His voice came like a whisper over the rolling footage.

"Tomorrow…"

Click. Pause. Rewind. Click.

"We teach them to play what hasn't even been invented yet."

Michel tilted his head. "What do you mean?"

Demien didn't answer right away. His eyes were already scanning the touch maps overlaid on screen—passing lanes, trigger timings, off-ball cover.

Then he said it, almost absentmindedly:

"Tiki-taka without the fluff. Positional football before the world calls it that."

The analysts blinked. Michel raised a brow.

Demien leaned forward again, elbows braced on his knees.

"It's not about the ball. It's about who thinks two passes ahead when it isn't at their feet."

He gestured toward the monitor. "Pep won't name it until '08. We don't wait."
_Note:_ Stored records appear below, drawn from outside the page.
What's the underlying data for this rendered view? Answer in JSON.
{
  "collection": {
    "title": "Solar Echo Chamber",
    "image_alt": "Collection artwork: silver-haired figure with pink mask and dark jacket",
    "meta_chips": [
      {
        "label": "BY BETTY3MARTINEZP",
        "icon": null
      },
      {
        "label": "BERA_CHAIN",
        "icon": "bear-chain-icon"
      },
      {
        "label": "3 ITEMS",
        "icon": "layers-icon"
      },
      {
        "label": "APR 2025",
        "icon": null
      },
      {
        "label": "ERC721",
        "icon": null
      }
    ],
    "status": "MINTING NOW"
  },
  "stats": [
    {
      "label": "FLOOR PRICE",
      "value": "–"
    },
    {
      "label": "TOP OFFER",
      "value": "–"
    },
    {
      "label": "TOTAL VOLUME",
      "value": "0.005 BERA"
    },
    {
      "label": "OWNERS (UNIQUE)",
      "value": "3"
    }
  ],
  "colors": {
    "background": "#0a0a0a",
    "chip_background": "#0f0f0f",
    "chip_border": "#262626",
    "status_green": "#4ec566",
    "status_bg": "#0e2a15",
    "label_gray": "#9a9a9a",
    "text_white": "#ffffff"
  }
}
One analyst asked, half-joking, "You're gonna steal tiki-taka before it exists?"

Demien didn't smile.

"I'm going to build it."

He stood again.

This time, there was no pacing—just silence. Controlled. Heavy.

"We start tomorrow. Early," he said.

He turned to Michel. "Wake them up. Tell them it's not extra training. It's survival."

Michel nodded.

The red marker cap clicked shut in Demien's palm. He placed it on the table with almost surgical care.

No further words. No dramatic flourish.

He pushed the chair back in with his foot and moved toward the door. One hand reached toward the light panel—

He didn't turn yet.

Behind him, the room stayed silent. Tense. Waiting.

"Tomorrow," he said again, barely above a murmur, "we start with triangles. Wide spacing. Delayed third man runs."

Michel scribbled something on the corner of his notes.

Demien added, without turning around, "Bring cones. And gloves. It's going to get cold early."

Then he opened the door and stepped out—already picturing the first rotation drill in his mind, frame by frame.